Ma collègue Valérie a déjà avoué regretter un peu ces heures passées branchée sur son appareil plutôt que sur sa petite. Je la comprends (mea culpa) et j’ajoute à la réflexion. Car s’il y a une différence MAJEURE entre mes enfants qui ont 13 ans d’écart, c’est la technologie qui a envahi nos vies. Ça frappe.
Crédit: ZTélé / hercampus.com
Quand mon aîné est né, j’étais une jeune recherchiste plutôt branchée. J’avais un courriel, un cellulaire ET une pagette pour être rejointe lorsque j’étais hors de la maison. Wow! Cela dit, mes courriels ne se prenaient que devant mon ordinateur, mon cellulaire ne me servait qu’à parler au téléphone et ma pagette assurait seulement les avis. Il m’arrivait de placoter au téléphone en allaitant, de donner le sein à l’ordinateur (j’ai toujours été douée dans le multitask) et même, de marcher vers un téléphone pour rappeler un page.
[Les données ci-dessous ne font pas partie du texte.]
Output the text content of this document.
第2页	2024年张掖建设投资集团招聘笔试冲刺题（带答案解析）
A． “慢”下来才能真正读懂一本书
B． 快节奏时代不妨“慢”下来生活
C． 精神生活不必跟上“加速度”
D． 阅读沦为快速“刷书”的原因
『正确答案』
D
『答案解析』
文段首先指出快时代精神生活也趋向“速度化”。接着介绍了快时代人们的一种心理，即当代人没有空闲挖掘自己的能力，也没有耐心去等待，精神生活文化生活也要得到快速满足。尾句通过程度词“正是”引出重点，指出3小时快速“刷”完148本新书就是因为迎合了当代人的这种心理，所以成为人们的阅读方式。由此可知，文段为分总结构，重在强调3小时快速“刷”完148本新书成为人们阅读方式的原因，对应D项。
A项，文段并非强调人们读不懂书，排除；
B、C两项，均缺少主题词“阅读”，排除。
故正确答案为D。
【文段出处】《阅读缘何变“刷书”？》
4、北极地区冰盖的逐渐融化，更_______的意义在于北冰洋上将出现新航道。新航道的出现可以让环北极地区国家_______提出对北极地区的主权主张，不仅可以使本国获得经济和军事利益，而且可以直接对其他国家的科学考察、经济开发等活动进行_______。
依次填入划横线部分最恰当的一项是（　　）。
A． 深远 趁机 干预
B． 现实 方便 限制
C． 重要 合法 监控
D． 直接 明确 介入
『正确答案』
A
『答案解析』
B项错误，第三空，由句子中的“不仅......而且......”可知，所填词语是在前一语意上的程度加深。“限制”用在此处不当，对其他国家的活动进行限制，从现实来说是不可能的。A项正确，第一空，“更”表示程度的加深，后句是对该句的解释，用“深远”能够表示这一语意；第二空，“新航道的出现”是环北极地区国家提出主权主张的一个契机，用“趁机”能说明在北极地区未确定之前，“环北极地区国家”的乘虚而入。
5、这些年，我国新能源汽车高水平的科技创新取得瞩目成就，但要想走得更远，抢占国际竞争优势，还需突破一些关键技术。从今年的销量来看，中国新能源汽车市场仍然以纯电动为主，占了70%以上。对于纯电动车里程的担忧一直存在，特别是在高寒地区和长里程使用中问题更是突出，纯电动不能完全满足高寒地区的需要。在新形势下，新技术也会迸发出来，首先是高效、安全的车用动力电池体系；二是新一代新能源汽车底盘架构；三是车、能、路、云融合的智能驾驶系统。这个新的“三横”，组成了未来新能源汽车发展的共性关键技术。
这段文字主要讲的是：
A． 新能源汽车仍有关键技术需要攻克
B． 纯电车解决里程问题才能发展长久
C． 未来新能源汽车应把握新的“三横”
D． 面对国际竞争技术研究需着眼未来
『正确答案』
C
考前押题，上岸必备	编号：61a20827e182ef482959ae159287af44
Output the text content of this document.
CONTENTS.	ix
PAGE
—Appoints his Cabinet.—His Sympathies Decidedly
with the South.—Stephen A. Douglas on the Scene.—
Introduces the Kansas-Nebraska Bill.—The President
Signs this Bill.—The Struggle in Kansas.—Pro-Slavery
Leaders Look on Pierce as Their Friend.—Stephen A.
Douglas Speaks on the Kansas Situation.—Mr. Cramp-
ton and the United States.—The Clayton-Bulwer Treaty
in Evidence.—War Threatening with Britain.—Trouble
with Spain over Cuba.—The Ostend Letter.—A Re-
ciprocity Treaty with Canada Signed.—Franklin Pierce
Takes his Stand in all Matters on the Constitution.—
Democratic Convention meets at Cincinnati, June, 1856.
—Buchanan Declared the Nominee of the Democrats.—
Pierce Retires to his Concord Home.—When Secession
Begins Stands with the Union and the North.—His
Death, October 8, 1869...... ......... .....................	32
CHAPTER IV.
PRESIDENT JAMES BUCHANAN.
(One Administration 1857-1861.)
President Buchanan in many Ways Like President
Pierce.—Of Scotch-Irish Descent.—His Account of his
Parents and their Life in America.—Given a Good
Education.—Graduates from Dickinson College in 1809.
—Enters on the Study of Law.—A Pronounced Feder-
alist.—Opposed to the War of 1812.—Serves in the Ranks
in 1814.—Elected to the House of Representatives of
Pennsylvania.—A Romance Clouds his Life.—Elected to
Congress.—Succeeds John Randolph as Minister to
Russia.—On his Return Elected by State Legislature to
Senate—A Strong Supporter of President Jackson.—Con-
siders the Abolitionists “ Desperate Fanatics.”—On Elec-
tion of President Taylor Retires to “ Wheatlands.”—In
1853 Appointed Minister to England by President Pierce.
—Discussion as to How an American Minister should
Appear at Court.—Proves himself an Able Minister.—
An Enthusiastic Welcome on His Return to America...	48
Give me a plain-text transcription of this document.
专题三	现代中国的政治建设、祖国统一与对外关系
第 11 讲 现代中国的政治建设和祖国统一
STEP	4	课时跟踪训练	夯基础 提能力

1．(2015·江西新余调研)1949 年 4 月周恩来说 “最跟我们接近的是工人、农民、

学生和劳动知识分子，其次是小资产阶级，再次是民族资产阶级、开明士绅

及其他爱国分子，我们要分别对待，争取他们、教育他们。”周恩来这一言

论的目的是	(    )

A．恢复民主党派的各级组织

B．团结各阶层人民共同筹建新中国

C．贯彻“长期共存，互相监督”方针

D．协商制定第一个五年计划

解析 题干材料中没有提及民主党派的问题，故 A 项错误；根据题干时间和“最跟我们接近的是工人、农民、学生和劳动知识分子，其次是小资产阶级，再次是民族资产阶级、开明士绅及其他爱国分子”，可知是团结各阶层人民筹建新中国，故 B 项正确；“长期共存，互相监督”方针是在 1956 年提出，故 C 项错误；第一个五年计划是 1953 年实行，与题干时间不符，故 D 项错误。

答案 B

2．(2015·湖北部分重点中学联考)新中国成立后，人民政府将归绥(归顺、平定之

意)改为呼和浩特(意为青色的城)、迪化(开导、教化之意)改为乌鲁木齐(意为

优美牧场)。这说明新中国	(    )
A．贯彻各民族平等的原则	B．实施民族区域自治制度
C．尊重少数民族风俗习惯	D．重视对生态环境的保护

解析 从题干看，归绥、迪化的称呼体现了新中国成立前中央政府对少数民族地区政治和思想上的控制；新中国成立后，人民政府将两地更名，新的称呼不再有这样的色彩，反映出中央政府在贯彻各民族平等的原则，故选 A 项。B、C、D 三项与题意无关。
Mais la nuit, je n’avais absolument rien d’autre à faire que de regarder mon petit téter. Et si lui ne dormait pas bien, je me souviens que moi, je dormais facilement, parfois même dans la chaise. Douces heures bleutées qui me restent en mémoire.
Quand ma cadette est arrivée 11 ans plus tard, j’étais alors retirée du marché du travail depuis peu et déjà un peu moins dernier cri en matière de technologie. Je possédais un Blackberry 9700 que j’adorais, sur lequel j’écrivais plus vite que mon ombre.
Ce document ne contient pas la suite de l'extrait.